ActionCableのConnectionとChannelを単体テストする。

ActionCableのConnectionとChannelを単体テストする。

いずれベストプラクティスが出てくると思いますが、とりあえずこれでやっています。

バージョン

  • ActionCable (5.0.0.rc1)
  • RSpec (3.1.0)

Capybara経由だと割と重い

重いし、非同期なのでテストがしづらいので、最小限に抑えたいと思いました。

ConnectionChannelnewに準備が必要

Connectionのインスタンスは接続開始時に作成されますし、ChannelConnection経由で作成されますので、適切にダミーインスタンスを用意する必要があります。

そこでActionCableライブラリ自体のテストを参照したところ、それぞれのテストクラスがあったのでそれを使用しました。

rails/actioncable/test/stubs at master · rails/rails

  • test_adapter.rb SuccessAdapter
  • test_connection.rb TestConnection
  • test_server.rb TestServer

以上の3ファイルをテスト時に読めるようにしておきます。

Channel

作成

def initialize(connection, identifier, params = {})

connectionにはTestConnectionのインスタンスを渡します。test_connection.rbでは初期値にidentified_by使用されるインスタンスを渡す形式になっていますので、それを利用したり、適切にカスタムして使用するのが良いと思います。

identifierは、たとえばMessageChannelならこのような形式になります。

identifier = {'channel' => 'MessageChannel'}

MessageChannel.new(connection, identifier.to_json, identifier)

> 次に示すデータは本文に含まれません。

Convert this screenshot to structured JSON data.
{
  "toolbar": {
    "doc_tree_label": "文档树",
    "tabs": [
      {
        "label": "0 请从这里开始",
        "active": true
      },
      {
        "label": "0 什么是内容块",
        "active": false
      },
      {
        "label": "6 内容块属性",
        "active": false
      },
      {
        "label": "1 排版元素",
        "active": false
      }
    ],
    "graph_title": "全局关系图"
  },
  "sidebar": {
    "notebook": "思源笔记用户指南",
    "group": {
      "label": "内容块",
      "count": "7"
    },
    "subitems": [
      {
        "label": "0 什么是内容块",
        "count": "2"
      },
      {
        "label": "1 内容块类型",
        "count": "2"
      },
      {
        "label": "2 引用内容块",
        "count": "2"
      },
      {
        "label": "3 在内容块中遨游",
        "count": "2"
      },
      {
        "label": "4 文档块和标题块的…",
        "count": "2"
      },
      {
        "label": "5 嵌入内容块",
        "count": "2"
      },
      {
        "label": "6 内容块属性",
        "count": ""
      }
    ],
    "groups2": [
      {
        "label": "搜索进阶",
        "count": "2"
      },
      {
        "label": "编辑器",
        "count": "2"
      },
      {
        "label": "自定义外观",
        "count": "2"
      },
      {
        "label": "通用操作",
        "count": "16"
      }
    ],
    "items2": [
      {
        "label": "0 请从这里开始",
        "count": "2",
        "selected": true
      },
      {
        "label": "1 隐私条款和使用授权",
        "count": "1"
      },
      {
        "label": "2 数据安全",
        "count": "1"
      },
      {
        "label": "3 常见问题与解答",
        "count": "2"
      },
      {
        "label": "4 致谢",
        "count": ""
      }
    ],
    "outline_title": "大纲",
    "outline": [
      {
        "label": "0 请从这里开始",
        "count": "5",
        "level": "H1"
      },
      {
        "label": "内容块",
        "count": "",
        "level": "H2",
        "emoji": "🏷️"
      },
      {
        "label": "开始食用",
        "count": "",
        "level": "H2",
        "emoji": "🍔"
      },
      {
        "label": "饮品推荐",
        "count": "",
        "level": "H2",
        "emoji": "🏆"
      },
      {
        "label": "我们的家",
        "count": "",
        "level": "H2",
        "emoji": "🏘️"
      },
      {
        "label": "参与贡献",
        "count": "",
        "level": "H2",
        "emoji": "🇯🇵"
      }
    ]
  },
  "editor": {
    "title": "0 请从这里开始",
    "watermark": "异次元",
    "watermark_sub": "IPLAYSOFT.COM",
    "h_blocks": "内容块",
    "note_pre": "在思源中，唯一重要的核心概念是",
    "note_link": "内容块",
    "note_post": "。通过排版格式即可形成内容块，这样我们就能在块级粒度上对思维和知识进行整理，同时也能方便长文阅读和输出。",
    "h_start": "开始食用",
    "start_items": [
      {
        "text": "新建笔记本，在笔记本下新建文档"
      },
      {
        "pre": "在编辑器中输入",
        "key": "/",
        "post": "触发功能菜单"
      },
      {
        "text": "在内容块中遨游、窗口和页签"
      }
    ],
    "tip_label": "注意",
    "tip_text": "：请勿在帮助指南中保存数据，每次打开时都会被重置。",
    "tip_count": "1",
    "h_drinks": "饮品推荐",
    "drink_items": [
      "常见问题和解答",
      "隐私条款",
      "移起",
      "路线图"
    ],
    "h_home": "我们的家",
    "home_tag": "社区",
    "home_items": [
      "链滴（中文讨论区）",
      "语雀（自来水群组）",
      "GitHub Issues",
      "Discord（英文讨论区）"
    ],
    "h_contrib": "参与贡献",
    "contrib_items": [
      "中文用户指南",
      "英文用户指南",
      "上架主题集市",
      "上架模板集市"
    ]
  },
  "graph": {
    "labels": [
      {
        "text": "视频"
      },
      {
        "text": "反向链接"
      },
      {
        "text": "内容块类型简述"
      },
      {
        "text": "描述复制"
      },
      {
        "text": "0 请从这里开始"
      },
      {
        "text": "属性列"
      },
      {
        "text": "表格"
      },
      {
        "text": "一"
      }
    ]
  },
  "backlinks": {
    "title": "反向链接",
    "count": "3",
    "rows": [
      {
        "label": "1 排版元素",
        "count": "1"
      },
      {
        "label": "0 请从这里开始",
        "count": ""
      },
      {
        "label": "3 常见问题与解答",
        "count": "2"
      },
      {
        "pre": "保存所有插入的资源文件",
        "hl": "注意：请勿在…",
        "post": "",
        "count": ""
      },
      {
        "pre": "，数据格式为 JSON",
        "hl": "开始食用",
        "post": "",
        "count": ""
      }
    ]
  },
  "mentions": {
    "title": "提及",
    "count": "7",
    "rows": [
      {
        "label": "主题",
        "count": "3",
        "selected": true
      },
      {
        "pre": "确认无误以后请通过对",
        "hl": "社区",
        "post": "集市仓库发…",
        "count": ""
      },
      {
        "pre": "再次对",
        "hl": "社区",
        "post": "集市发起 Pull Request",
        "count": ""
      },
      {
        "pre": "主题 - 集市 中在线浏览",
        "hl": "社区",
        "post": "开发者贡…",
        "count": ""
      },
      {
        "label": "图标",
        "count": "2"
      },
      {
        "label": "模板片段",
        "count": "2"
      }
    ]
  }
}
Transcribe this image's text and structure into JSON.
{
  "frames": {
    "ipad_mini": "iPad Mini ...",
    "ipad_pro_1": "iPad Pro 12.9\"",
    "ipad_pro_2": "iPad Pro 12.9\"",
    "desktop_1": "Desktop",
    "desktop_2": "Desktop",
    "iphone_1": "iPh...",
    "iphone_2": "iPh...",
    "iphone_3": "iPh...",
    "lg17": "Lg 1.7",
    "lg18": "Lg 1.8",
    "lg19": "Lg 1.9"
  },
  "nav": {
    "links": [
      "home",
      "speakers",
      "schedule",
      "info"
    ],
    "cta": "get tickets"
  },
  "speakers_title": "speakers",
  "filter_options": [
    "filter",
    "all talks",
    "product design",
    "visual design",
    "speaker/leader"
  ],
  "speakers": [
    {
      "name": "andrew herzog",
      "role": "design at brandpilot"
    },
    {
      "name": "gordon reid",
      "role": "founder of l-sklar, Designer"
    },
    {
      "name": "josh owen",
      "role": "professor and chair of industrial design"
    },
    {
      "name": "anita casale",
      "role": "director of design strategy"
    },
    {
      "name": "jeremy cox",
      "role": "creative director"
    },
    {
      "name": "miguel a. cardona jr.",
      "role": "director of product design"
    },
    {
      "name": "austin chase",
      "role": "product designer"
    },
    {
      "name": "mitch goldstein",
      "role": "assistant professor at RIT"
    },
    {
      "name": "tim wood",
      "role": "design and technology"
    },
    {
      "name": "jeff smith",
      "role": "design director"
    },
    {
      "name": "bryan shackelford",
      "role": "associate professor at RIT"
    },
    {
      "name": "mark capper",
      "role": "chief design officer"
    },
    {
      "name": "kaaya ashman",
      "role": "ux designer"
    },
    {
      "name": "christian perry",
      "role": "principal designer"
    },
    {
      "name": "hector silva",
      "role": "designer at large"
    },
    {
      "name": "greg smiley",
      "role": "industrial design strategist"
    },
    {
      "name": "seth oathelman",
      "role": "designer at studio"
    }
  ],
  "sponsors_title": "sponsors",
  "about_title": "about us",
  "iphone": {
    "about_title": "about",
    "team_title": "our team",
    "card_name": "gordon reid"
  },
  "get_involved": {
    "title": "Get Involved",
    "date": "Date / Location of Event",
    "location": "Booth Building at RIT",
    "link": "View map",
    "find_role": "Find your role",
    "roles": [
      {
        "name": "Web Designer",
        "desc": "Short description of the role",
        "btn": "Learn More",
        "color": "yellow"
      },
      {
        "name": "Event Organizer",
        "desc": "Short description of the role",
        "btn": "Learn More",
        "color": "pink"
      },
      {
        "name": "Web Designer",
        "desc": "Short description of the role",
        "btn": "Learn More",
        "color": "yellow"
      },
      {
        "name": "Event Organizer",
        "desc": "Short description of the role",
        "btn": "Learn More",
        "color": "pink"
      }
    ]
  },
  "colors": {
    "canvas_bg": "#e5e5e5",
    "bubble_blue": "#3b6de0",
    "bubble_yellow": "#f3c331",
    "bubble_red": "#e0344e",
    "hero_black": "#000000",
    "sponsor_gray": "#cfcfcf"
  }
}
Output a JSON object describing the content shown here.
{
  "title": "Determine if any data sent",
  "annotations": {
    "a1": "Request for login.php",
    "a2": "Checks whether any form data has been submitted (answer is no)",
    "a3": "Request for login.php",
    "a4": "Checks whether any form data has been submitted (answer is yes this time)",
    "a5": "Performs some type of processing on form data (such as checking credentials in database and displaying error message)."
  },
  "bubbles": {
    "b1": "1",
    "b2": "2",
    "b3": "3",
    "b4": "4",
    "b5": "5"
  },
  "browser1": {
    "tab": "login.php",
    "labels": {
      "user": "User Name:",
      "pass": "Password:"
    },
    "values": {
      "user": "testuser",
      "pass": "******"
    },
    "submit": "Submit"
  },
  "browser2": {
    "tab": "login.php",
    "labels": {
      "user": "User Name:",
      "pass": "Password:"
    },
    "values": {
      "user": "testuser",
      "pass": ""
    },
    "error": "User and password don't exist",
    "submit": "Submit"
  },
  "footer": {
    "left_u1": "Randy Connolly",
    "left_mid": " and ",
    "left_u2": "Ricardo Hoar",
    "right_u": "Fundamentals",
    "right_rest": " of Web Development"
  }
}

おもにConnectionとの連絡に使うので、あまりお世話になることはありませんでした。

コールバック的な動作

subscribed

作成と同時に呼ばれます。よって、スタブが必要な場合は、allow_any_instance_ofなどを用いて先行してスタブしなければなりません。

unsubscribed

一方unsubscribedは本来connectionから呼ばれるものですが、その経路がありませんので、channel.unsubscribedとダイレクトに呼ぶと良いと思います。

テスト

入出力が適切な場所に適切な形で行われているかが焦点になると思いますので、ActionCable.server.broadcasttransmitへのスタブからchannel.receiveを呼ぶような形になると思います。

it 'broadcast message' do
  allow(ActionCable.server).to receive(:broadcast) { |stream, data|
    expect([stream, data]).to eq(['message', message: data])
  }
  channel.receive(valid_hash)
end

Connection

作成

def initialize(server, env, coder: ActiveSupport::JSON)

serverには上記のTestServerのインスタンスを使用し、envRack::MockRequestで目的に応じて作成します。

def mock_env
  Rack::MockRequest.env_for(
    '/',
    'HTTP_CONNECTION' => 'upgrade',
    'HTTP_UPGRADE' => 'websocket',
    'HTTP_HOST' => 'localhost',
    'HTTP_ORIGIN' => 'http://localhost'
  )
end

def setup_connection
  ApplicationCable::Connection.new(TestServer.new, mock_env)
end

これで'Connection'のインスタンスが作成できます。

スタート

Channelとはちがい、作成しただけでは何の動作もしませんので、明示的にスタートする必要があります。

def started_connection
  connection = setup_connection
  connection.process
  connection.send(:handle_open)
  connection
end

これでconnectなど、スタート時に呼ばれるメソッドが呼ばれます。メソッドのスタブなどが必要な場合は、準備が終わってから手動でスタートすることになるでしょう。

テスト

あまり入出力の処理はないと思いますが、transmitをスタブしたり、websocketの状態を見たり、identified_byに設定されているプロパティを確認することになると思います。

context 'has session' do
  it 'set current_user' do
    allow(User).to receive(:find_by) { user }
    expect(connection.current_user).to eq(user)
  end
end

それから

統合テストをCapybaraで行う場合は、サーバーをPumaに変えないとソケット通信が出来なくて時間が無限に溶けて憤死します。気をつけましょう。

gem 'capybara-puma'

を使えば自動でPumaになります。